When California Governor Jerry Brown recently signed The Protection of Parent-Child Relationships Act, groups that advocate for non-biological parents were justifiably pleased. The new law, authored by San Mateo Assemblyman Jerry Hill, allows California family courts some discretion to grant parental rights to individuals who have an established relationship with a child, even if a biological father has stepped forward with a voluntary declaration of paternity.
The new law allows courts to take into account existing bonds between a child and an individual whom they have recognized as a parent in adoption proceedings. The bill, which has major implications for individuals in same-sex relationships, passed in both the Senate and Assembly with considerable majorities.
The central change going forward is how California law will deal with conflicting presumptions with respect to parentage. Prior to passage of the bill, a man was presumed to be the father of a child if he was married to or cohabitating with the biological mother, but parenthood would also be presumed if a man had signed a voluntary declaration of paternity.

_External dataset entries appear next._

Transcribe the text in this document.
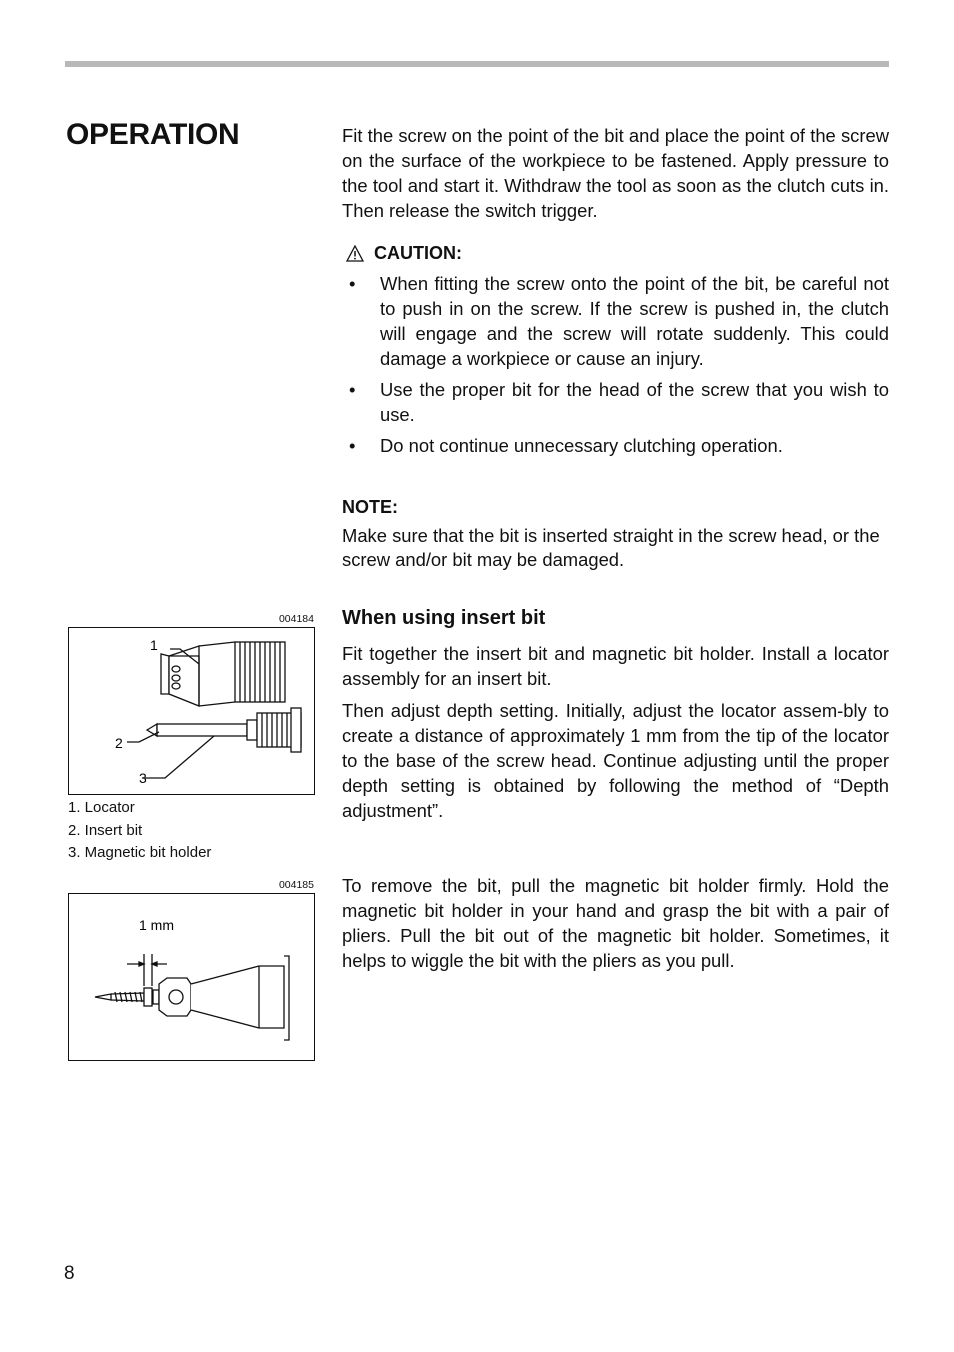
OPERATION	Fit the screw on the point of the bit and place the point of the screw on the surface of the workpiece to be fastened. Apply pressure to the tool and start it. Withdraw the tool as soon as the clutch cuts in. Then release the switch trigger.

CAUTION:
• When fitting the screw onto the point of the bit, be careful not to push in on the screw. If the screw is pushed in, the clutch will engage and the screw will rotate suddenly. This could damage a workpiece or cause an injury.
• Use the proper bit for the head of the screw that you wish to use.
• Do not continue unnecessary clutching operation.
NOTE:

Make sure that the bit is inserted straight in the screw head, or the screw and/or bit may be damaged.

When using insert bit

Fit together the insert bit and magnetic bit holder. Install a locator assembly for an insert bit.

Then adjust depth setting. Initially, adjust the locator assem-bly to create a distance of approximately 1 mm from the tip of the locator to the base of the screw head. Continue adjusting until the proper depth setting is obtained by following the method of “Depth adjustment”.

To remove the bit, pull the magnetic bit holder firmly. Hold the magnetic bit holder in your hand and grasp the bit with a pair of pliers. Pull the bit out of the magnetic bit holder. Sometimes, it helps to wiggle the bit with the pliers as you pull.

004184
1
2
3
1. Locator
2. Insert bit
3. Magnetic bit holder
004185
1 mm
8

The California Family Code now provides that a voluntary declaration of paternity is invalid if the child already had a “presumed parent” at the time the declaration was signed, or if the man signing the declaration is a sperm donor. Presumed parenthood will be based on the court’s consideration of a variety of factors, including “the nature, duration, and quality of the petitioning party’s relationship with the child” in deciding whether to set aside the voluntary declaration of paternity.